W sezonie 2003-2004 Gladiator Słoszewo rywalizował w lidze okręgowej i po rundzie jesiennej zamykał ligową tabelę.
Wiosnę słoszewianie rozpoczęli od derbowej porażki z Soną na własnym boisku, by potem zdobyć punkt w wyjazdowym meczu z Pomiechówkiem.
Marcowe spotkania:
Wietrzne derby
Skromnym zwycięstwem piłkarzy z Nowego Miasta zakończyło się niedzielne spotkanie derbowe. Przy silnym wietrze i po mało ciekawym meczu Sona pokonała na wyjeździe Gladiator Słoszewo 1:0.
Pierwsza połowa spotkania przebiegała pod dyktando gości, którzy grając z wiatrem, zdobyli bramkę i stworzyli kilka groźnych akcji.

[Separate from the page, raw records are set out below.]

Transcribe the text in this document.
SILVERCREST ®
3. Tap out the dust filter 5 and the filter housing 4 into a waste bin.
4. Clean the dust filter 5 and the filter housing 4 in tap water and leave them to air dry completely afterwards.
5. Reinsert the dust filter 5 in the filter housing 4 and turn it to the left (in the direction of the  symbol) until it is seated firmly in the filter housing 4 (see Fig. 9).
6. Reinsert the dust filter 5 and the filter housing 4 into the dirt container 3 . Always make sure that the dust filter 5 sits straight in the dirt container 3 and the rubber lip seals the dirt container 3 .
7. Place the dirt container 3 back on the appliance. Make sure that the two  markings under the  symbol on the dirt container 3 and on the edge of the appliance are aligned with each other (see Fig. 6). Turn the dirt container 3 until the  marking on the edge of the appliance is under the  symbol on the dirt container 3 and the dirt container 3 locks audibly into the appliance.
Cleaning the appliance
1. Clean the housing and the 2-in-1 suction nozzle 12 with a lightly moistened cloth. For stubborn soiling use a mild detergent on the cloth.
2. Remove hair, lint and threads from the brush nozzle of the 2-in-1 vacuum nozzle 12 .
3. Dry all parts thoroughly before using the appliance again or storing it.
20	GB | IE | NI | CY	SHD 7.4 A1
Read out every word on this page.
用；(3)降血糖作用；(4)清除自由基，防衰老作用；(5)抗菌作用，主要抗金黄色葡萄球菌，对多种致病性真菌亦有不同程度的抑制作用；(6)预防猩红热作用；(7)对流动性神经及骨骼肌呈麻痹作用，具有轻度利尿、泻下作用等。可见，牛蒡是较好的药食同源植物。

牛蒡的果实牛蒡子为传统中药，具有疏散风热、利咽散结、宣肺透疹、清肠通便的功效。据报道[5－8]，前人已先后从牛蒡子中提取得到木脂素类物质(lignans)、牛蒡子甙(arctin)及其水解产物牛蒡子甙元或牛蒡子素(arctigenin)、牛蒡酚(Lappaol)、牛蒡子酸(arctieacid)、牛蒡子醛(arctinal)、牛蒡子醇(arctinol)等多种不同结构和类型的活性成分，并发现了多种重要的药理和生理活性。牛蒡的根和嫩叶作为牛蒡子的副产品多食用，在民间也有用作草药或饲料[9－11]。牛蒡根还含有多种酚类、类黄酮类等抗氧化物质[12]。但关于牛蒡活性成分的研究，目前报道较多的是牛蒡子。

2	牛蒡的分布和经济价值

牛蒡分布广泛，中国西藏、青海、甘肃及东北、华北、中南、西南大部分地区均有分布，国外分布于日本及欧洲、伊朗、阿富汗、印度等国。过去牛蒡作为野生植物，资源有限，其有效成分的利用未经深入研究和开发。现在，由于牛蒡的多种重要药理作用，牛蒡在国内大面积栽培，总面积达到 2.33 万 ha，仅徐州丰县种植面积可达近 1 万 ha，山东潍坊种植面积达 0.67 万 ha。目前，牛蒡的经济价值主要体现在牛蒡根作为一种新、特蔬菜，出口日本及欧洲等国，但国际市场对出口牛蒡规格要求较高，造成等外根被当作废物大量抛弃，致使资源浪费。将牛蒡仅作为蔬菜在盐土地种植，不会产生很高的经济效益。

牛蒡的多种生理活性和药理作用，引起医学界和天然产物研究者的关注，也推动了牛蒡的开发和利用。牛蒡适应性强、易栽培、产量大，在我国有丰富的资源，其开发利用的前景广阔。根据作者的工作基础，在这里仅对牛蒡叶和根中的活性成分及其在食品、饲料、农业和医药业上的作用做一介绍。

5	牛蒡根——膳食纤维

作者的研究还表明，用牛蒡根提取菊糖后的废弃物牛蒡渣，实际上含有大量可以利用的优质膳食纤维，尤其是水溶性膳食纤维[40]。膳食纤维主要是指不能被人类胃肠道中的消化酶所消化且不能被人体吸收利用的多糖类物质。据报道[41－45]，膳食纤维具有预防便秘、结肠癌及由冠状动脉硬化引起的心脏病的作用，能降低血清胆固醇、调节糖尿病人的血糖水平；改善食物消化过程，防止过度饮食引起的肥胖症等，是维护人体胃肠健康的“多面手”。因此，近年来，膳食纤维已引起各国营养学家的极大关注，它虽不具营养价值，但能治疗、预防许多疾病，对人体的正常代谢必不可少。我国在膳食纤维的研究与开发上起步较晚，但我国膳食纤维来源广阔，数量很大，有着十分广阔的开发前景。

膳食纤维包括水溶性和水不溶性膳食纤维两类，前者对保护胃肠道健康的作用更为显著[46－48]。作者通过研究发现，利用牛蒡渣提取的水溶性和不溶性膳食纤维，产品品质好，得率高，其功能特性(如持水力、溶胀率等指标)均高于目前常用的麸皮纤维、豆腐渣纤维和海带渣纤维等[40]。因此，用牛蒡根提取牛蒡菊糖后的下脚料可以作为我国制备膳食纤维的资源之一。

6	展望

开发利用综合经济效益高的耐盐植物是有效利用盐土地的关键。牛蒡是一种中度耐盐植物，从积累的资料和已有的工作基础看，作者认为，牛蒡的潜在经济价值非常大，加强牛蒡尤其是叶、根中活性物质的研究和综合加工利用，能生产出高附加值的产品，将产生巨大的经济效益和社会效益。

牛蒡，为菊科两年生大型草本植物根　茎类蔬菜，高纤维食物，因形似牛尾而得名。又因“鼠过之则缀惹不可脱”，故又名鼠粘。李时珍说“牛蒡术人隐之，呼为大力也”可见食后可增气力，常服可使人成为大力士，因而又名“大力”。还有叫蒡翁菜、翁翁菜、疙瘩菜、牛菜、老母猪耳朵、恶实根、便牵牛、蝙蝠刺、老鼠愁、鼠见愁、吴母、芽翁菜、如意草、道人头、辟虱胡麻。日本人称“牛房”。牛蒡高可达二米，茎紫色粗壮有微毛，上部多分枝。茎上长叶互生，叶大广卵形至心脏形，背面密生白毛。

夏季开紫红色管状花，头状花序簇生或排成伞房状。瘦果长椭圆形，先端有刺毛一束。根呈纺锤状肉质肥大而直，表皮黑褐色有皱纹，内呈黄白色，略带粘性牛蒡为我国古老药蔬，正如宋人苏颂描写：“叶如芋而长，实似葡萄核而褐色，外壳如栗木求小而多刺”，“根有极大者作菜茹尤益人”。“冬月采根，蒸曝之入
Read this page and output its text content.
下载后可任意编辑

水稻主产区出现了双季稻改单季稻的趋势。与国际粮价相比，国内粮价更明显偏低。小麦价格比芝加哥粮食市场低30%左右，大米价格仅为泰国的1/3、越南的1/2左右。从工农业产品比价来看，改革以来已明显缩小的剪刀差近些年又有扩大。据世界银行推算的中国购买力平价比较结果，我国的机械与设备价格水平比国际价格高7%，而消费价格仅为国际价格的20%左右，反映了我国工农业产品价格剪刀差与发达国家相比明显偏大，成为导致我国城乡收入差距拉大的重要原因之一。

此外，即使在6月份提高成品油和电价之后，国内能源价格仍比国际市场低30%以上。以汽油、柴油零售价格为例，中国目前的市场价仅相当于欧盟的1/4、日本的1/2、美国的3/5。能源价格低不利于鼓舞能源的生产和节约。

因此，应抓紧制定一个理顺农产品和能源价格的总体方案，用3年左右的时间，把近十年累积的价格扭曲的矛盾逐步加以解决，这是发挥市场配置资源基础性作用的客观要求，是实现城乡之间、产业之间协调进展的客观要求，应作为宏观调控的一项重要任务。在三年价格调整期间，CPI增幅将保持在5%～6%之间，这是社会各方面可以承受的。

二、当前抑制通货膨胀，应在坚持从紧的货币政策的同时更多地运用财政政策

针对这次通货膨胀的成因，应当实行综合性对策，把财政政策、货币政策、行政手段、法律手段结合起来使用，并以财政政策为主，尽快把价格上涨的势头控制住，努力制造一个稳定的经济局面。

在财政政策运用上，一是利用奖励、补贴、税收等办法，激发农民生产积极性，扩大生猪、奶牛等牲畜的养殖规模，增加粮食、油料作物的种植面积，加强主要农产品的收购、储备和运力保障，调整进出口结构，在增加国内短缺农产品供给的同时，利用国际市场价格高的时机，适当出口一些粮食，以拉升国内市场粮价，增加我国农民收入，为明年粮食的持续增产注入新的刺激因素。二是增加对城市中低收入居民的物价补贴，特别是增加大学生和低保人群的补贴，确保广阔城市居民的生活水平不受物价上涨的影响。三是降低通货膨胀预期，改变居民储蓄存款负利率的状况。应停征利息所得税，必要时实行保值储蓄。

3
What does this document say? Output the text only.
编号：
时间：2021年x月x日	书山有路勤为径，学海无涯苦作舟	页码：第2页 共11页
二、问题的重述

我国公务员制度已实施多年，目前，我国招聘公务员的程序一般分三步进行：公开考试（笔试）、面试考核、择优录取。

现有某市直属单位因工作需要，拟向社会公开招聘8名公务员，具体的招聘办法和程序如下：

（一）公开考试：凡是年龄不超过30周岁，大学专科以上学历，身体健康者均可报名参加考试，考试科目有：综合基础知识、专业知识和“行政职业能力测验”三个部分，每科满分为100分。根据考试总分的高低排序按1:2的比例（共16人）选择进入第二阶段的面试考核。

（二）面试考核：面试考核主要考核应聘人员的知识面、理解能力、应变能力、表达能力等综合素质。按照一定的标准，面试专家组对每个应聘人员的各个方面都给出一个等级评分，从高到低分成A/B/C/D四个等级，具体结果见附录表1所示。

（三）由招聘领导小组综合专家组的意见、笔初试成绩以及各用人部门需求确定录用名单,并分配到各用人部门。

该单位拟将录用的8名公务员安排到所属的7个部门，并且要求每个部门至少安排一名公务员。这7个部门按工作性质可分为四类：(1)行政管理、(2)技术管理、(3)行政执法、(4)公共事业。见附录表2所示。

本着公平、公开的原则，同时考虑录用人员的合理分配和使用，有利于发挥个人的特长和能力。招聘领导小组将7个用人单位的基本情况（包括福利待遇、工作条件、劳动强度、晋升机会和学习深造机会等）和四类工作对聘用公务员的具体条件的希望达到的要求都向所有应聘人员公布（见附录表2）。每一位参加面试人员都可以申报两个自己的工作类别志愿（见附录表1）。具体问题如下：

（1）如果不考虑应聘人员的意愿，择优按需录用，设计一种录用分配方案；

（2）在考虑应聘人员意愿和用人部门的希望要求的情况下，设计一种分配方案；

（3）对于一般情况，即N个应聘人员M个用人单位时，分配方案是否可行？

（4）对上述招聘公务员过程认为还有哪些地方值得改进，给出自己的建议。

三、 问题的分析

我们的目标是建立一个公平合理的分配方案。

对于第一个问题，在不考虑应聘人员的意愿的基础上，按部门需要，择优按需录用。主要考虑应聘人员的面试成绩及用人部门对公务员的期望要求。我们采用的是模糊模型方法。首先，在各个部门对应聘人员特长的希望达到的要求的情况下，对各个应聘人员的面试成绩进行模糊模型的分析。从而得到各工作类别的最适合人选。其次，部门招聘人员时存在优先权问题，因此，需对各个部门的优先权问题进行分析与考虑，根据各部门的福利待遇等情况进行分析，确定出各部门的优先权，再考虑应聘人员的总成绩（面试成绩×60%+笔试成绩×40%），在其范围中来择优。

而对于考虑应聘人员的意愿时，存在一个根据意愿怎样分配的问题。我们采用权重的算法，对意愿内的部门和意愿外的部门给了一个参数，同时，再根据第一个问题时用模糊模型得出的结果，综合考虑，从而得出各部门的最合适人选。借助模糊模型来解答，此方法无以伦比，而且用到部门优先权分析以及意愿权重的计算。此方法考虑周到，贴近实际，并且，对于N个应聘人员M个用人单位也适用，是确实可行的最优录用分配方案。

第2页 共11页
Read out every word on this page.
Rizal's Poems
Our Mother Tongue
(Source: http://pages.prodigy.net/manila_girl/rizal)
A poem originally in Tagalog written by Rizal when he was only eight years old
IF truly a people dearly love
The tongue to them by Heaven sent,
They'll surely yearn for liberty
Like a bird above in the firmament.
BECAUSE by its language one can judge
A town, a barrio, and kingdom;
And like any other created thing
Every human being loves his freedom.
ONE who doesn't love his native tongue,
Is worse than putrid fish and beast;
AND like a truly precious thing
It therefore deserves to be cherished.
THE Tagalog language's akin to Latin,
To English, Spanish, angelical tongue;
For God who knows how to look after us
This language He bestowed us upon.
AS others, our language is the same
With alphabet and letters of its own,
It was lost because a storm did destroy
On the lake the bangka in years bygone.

W 13 minucie meczu Mieczysław Burzyński próbował pokonać strzałem głową bramkarza Gladiatora, lecz piłka wylądowała tuż nad poprzeczką. Ale minutę później świetną szansę na zdobycie bramki dla gospodarzy zmarnował Kamil Dobiasz, którego mocny strzał minął jednak bramkę Sony.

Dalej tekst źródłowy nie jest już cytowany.